Acapulco : le jour d’après

Nicolas Grisoni et Roxane Berjont, à Acapulco
20 Septembre 2013


Acapulco, station balnéaire mexicaine a été ravagée par l’ouragan Manuel. Pillages, crues et invasions de crocodiles, récit de deux étudiants français coincés au cœur du déluge.


Crédits photo -- JACOBO GARCIA / REUTERS
La ville d’Acapulco et sa région ont été ravagées par un ouragan dans la nuit de dimanche à lundi. Les pluies ont détruit des quartiers et des villages entiers ainsi que les routes reliant la région à Mexico, la capitale. Les 40 000 touristes venus passer le weekend férié en raison de fête de l’Indépendance mexicaine ont été bloqués.

L’état d’urgence a été déclaré par le gouvernement central ce lundi 16 septembre face à l’ampleur de la catastrophe. Le président Enrique Pena Nieto a survolé la zone en hélicoptère pour se rendre compte de l’étendue des dégâts, avant de prononcer un discours, sur place, garantissant à la population sinistrée une aide exceptionnelle.

3 jours de pluies incessantes ont redessiné le territoire : des quartiers entiers ont disparu, d’autres, comme celui où nous résidons actuellement, ne témoignent d’aucun dégât matériel grave. Cependant, les routes permettant l’accès à la ville ont été détruites, les aéroports sont entièrement inondés, les réseaux de communication coupés et les guichets de banque fermés, isolant complètement la ville du reste du monde.

Un bilan humain qui ne cesse de croître

Du point de vue du bilan humain, les chiffres ne cessent de gonfler depuis lundi, avec aujourd’hui plus de 85 morts, 200 000 blessés et un million de sinistrés. Concernant les disparitions, ce sont de longues minutes de silence qui n'en finissent plus devant les informations locales, à écouter ce journaliste à la voix grave dresser une liste sans fin où ne se mêlent que timidement des noms d’étrangers à ceux des locaux des quartiers pauvres gravement touchés par la catastrophe.

Les milliers de blessés ont convergé vers les hôpitaux de la ville débordés. Nous avons été témoins de situations tragiques. Entre autres, l’histoire de ce couple qui, faute d’argent, a vu son nourrisson mourir sur les marches de l’hôpital, ne pouvant bénéficier d’aucun soin.

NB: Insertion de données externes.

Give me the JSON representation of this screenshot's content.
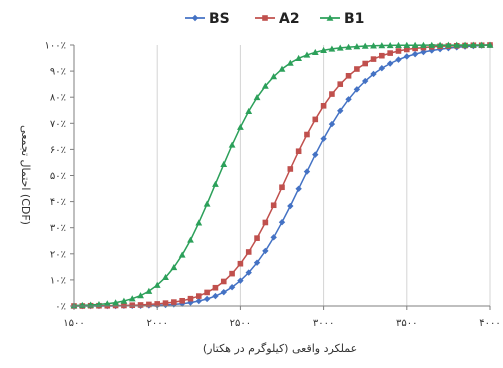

La survie et l’évacuation, « Système D »

Crédits photo -- Reuters
Il semblerait qu’il soit dans la nature humaine qu’en situation de crise, l’état de nature l’emporte sur l’état de droit. En effet, en raison d’une arrivée tardive des vivres et secours promis par le gouvernement, la population privée de moyens de subsistance s’est ruée sur l’ultime solution : le pillage. Ainsi, de nombreux supermarchés se sont trouvés dévalisés. Des images fortes resteront de ces scènes de pillage, notamment celle de quelques membres de l’armée nationale, impuissants face à un tel désespoir, veillant, à l’entrée d’un magasin sur les sinistrés s’emparant des vivres.

Les routes étant impraticables, c’est vers les aéroports civils et militaires qu’affluent désormais en masse les touristes. Depuis ce mardi 17 septembre, date de leur réouverture, entre 2 000 et 5 000 personnes convergent chaque jour vers ces aéroports. Les quelques vols en partance pour la capitale sont loin d’être suffisants pour les rapatrier. Nous assistons impuissant à la dure « loi du porte-monnaie », qui prime même parfois sur celle qui veut privilégier blessés, malades, mères et enfants. Depuis le début des évacuations, seules 1000 personnes ont pu quitter la ville. Des milliers de personnes patientent ainsi dans des hangars, sous une chaleur de plombs avec très peu de vivres à leur disposition.

Pour terminer sur une note atypique, les crues qui ont fait déborder les lacs de la région d’Acapulco ont provoqué une invasion de crocodiles, qui ont investi les rues de la ville, ainsi que l’hôtel où nous restons à l’abri.